Device 0: "Intel(R) Xeon(R) Silver 4114 CPU @ 2.20GHz"
  Type of device:                                CPU
  Supported OpenCL Version:                      3.0
  Is a subdevice:                                No
  Double precision support:                      Yes
  Total amount of global memory:                 127.71 GB
  Number of compute units/multiprocessors:       20
  Total amount of constant memory:               131072 bytes
  Total amount of local/shared memory per block: 32768 bytes
  Maximum group size (# of threads per block)    8192
  Maximum item sizes (# threads for each dim)    8192 x 8192 x 8192
  Clock rate:                                    2.2 GHz
  ECC support:                                   No
  Device fission into equal partitions:          Yes
  Device fission by counts:                      Yes
  Device fission by affinity:                    No
  Maximum subdevices from fission:               20
  Shared memory system:                          Yes
  Subgroup support:                              Yes
  Shuffle support:                               Yes
  1. Total RAM in my system : 128GB, GPU Memory : 24GB
    When I run on 10 processors with gpu acceleration then My CPU and ram utilization are around 45-50%
  2. No the GPU does not crashes I run my code with less than 10 number of cores but It crashes I run it with more than 10 number of cores

Is it possible to run lammps on my systems with 20 cores and gpu acceleration

Please make sure you are using the 2 Aug 2023 Update1 version.

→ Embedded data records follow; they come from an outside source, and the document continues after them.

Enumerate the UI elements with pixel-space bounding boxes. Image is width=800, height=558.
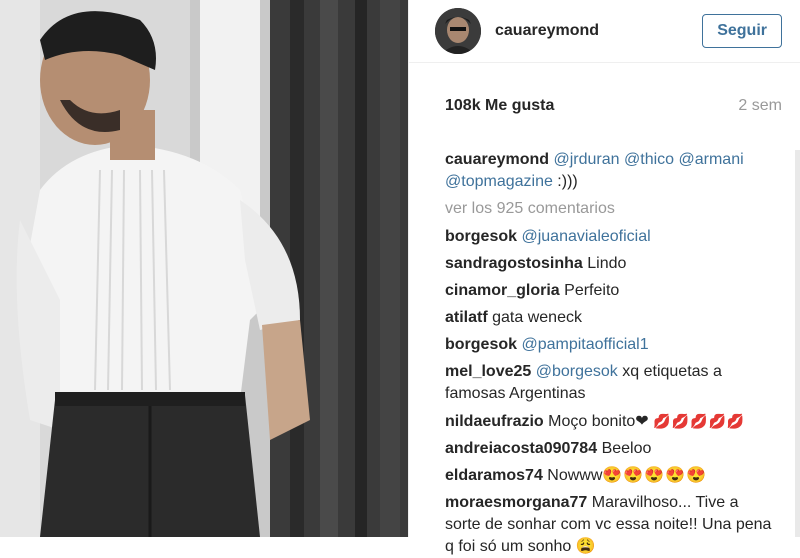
post-username[interactable]: cauareymond: [495, 22, 702, 40]
post-meta: 108k Me gusta 2 sem: [409, 63, 800, 149]
mention-link[interactable]: @armani: [679, 151, 744, 168]
comment-username[interactable]: cinamor_gloria: [445, 282, 560, 299]
comment-username[interactable]: borgesok: [445, 228, 517, 245]
comment-item: mel_love25 @borgesok xq etiquetas a famo…: [445, 361, 778, 405]
comment-username[interactable]: moraesmorgana77: [445, 494, 587, 511]
comment-username[interactable]: atilatf: [445, 309, 488, 326]
comment-text: Beeloo: [601, 440, 652, 457]
comment-item: cinamor_gloria Perfeito: [445, 280, 778, 302]
instagram-post: cauareymond Seguir 108k Me gusta 2 sem c…: [0, 0, 800, 555]
comments-list: cauareymond @jrduran @thico @armani @top…: [409, 149, 800, 558]
scrollbar[interactable]: [795, 150, 800, 537]
comment-item: atilatf gata weneck: [445, 307, 778, 329]
comment-text: gata weneck: [492, 309, 582, 326]
comment-username[interactable]: sandragostosinha: [445, 255, 583, 272]
weary-face-emoji: 😩: [575, 538, 597, 555]
comment-username[interactable]: eldaramos74: [445, 467, 543, 484]
mention-link[interactable]: @jrduran: [554, 151, 620, 168]
mention-link[interactable]: @juanavialeoficial: [521, 228, 650, 245]
heart-eyes-emoji: 😍😍😍😍😍: [602, 467, 708, 484]
mention-link[interactable]: @pampitaofficial1: [521, 336, 648, 353]
kiss-emoji: 💋💋💋💋💋: [653, 413, 746, 429]
comment-text: Lindo: [587, 255, 627, 272]
comment-item: eldaramos74 Nowww😍😍😍😍😍: [445, 465, 778, 487]
comment-item: sandragostosinha Lindo: [445, 253, 778, 275]
comment-username[interactable]: mel_love25: [445, 363, 531, 380]
mention-link[interactable]: @borgesok: [536, 363, 618, 380]
avatar-image: [435, 8, 481, 54]
avatar[interactable]: [435, 8, 481, 54]
follow-button[interactable]: Seguir: [702, 14, 782, 48]
comment-text: Nowww: [547, 467, 603, 484]
comment-item: borgesok @juanavialeoficial: [445, 226, 778, 248]
caption-username[interactable]: cauareymond: [445, 151, 549, 168]
comment-item: nildaeufrazio Moço bonito❤ 💋💋💋💋💋: [445, 410, 778, 433]
view-all-comments-link[interactable]: ver los 925 comentarios: [445, 198, 778, 220]
mention-link[interactable]: @topmagazine: [445, 173, 553, 190]
post-age[interactable]: 2 sem: [738, 97, 782, 115]
post-sidebar: cauareymond Seguir 108k Me gusta 2 sem c…: [408, 0, 800, 555]
comment-username[interactable]: andreiacosta090784: [445, 440, 597, 457]
comment-username[interactable]: nildaeufrazio: [445, 413, 544, 430]
mention-link[interactable]: @thico: [624, 151, 674, 168]
likes-count[interactable]: 108k Me gusta: [445, 97, 554, 115]
post-photo[interactable]: [0, 0, 408, 537]
comment-item: andreiacosta090784 Beeloo: [445, 438, 778, 460]
comment-text: Moço bonito❤: [548, 413, 649, 430]
comment-item: moraesmorgana77 Maravilhoso... Tive a so…: [445, 492, 778, 558]
comment-text: Perfeito: [564, 282, 620, 299]
caption-text: :))): [552, 173, 578, 190]
comment-item: borgesok @pampitaofficial1: [445, 334, 778, 356]
post-image: [0, 0, 408, 537]
comment-username[interactable]: borgesok: [445, 336, 517, 353]
post-header: cauareymond Seguir: [409, 0, 800, 63]
caption: cauareymond @jrduran @thico @armani @top…: [445, 149, 778, 193]
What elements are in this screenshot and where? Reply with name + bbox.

How much speedup do you get when using 10 MPI ranks when you compare the run with GPU against a run without GPU?

Does this crash with more than 10 MPI ranks only happen for your input or also with the LAMMPS benchmark examples (e.g. in.lj, in.rhodo, in.eam)?

As I already stated it is not likely that you will see much GPU acceleration, if a single GPU has to be shared across 20 MPI ranks. The capability of the GPU does not multiply with over subscribing and there is some overhead associated with accessing a GPU device from multiple processors. E.g. if you have a speedup of 10x versus a single CPU core, than with using 10 CPU cores the speedup may drop to less than 2x.